Content Inspection - Statistical methods Aug 08 2009 05:45PM
Glenn Wilkinson (glenn wilkinson gmail com) (2 replies)
Re: Content Inspection - Statistical methods Aug 11 2009 07:03PM
Richard Bejtlich (taosecurity gmail com) (1 replies)
On Sat, Aug 8, 2009 at 1:45 PM, Glenn
Wilkinson<glenn.wilkinson (at) gmail (dot) com [email concealed]> wrote:
> Hello IDS folks,
> I'm currently doing a mini-project involving applying machine learning
> techniques to the identification of hostile network traffic. My focus
> is on TCP traffic, and I'm looking at header and content based
> inspection.
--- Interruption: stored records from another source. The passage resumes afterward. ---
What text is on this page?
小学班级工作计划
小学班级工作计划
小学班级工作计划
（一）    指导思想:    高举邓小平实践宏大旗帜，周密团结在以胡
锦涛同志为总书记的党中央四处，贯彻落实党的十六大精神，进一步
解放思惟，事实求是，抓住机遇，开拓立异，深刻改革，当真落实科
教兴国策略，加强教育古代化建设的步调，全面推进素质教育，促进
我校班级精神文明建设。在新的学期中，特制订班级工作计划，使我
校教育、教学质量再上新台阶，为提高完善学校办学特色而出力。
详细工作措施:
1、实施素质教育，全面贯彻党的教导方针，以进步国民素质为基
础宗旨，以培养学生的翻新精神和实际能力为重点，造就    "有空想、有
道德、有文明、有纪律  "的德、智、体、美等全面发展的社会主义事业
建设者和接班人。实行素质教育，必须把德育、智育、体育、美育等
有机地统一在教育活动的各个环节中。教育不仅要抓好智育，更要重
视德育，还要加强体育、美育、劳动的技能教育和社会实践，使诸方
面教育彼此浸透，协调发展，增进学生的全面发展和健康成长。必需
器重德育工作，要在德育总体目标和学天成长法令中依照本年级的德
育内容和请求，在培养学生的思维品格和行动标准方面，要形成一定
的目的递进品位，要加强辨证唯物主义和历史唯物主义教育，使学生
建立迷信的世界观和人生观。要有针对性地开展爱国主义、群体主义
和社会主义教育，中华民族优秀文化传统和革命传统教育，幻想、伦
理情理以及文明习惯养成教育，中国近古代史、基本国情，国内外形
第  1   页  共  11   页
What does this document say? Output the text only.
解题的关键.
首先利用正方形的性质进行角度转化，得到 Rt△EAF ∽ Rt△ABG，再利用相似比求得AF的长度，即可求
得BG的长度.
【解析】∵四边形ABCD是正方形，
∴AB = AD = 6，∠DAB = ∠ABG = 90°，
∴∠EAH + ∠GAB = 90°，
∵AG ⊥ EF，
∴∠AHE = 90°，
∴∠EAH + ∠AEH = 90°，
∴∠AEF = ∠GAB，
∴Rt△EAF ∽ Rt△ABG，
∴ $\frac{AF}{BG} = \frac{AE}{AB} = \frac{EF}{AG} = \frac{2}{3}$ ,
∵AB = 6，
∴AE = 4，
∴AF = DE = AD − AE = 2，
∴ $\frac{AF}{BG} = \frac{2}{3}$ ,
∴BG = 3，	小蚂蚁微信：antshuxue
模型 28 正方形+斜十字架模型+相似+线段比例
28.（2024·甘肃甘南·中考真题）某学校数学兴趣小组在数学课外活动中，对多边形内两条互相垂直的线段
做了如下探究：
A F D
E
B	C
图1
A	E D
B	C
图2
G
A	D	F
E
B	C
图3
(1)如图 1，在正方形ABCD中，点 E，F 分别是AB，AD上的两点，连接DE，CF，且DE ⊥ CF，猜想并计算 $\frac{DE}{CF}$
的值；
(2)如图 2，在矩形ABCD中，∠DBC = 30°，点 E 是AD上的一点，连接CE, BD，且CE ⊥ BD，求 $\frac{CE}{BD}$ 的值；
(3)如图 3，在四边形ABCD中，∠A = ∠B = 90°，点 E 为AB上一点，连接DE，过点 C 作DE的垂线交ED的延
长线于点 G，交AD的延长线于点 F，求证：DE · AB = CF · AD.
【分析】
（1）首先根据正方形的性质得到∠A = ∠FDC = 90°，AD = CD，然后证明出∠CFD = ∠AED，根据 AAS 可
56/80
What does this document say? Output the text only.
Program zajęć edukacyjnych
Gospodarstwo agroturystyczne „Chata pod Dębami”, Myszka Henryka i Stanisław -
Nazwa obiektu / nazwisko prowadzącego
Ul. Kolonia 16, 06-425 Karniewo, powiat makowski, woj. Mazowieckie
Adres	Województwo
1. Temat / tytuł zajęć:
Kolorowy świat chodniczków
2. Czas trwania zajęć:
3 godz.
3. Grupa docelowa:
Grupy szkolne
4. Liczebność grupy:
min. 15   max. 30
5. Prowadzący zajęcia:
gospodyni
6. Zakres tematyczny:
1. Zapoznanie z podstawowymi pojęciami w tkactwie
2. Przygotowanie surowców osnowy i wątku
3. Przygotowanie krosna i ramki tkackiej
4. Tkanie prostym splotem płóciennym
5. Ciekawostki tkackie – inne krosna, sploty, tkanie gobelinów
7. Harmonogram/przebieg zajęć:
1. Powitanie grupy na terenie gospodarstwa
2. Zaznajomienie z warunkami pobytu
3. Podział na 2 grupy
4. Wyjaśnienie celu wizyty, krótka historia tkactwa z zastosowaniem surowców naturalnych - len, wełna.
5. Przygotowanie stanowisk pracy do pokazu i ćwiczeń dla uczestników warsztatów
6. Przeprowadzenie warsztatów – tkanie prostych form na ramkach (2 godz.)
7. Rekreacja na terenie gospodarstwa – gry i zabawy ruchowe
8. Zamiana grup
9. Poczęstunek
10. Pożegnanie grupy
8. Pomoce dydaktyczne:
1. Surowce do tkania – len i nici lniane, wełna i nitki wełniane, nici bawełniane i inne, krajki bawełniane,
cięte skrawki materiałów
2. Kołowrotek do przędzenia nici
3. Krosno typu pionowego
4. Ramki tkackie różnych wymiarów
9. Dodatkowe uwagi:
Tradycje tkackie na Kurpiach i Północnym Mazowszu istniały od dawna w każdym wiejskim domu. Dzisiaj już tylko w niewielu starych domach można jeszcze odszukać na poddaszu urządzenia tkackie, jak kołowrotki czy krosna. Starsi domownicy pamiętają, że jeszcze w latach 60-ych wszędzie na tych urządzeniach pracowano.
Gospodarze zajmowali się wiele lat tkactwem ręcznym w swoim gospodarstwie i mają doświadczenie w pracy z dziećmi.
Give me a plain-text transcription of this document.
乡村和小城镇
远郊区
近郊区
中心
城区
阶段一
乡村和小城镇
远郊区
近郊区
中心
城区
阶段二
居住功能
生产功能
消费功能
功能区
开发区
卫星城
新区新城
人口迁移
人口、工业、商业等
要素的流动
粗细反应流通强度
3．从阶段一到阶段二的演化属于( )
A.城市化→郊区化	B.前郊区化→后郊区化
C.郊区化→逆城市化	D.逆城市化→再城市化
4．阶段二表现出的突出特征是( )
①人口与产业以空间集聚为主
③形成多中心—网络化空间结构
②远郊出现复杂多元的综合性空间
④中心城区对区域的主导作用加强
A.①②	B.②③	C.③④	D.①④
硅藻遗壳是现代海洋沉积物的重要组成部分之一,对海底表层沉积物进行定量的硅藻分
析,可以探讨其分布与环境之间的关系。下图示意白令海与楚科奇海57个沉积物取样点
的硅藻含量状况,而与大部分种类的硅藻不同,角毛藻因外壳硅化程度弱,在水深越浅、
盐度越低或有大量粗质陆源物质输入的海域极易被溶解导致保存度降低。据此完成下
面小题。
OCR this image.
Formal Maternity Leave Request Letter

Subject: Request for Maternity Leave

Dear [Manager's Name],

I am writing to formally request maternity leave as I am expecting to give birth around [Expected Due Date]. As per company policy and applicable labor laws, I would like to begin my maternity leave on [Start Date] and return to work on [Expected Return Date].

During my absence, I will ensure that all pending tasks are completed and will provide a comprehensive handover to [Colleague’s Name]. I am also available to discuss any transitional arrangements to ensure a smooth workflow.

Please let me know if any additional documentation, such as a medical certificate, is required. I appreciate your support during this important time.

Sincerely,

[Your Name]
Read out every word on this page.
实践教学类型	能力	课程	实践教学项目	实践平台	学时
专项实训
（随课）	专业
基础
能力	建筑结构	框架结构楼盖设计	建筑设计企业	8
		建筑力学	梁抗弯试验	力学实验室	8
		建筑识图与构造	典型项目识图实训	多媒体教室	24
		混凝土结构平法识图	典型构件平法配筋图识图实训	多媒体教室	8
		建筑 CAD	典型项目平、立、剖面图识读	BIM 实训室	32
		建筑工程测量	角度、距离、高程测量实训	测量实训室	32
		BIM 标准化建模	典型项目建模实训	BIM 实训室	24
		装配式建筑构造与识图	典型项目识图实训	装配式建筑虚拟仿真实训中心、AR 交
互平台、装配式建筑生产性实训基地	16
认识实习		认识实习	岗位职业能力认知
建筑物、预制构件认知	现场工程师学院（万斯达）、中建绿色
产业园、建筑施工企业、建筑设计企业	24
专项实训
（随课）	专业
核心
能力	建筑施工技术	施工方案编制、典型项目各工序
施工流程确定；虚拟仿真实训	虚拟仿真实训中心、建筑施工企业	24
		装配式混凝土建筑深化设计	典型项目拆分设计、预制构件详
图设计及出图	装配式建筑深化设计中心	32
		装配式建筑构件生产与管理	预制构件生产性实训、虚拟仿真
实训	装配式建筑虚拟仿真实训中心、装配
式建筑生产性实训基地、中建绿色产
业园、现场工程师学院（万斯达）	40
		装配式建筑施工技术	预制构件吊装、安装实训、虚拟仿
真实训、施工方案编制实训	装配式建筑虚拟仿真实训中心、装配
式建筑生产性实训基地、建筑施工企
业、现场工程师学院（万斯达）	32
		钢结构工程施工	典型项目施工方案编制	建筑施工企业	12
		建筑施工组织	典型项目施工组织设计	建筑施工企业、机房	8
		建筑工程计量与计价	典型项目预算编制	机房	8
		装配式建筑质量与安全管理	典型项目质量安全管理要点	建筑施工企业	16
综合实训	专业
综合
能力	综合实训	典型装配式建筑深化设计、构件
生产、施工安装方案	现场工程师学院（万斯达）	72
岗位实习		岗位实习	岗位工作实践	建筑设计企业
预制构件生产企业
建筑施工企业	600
I'm wrapping up my feature extraction code now, whereby
> I've imported all TCP sessions from the DARPA training sets into a DB
> and have tagged the hostile sessions.
> My question is, does anyone have any bright ideas of some useful,
> simple content analysis attributes? As it's a statistical/ML approach
> I'm trying to come up with as generic as possible ideas. So far I'm
> calculating things like session data entropy, most frequent character,
> counts of certain characters.
> I'm brand new to this field, but am really excited about this project.
> Any feedback/advice would be greatly appreciated.
> Thanks!
> G

Hi Glenn,

How about NOT using the DARPA data sets? Maybe something more modern?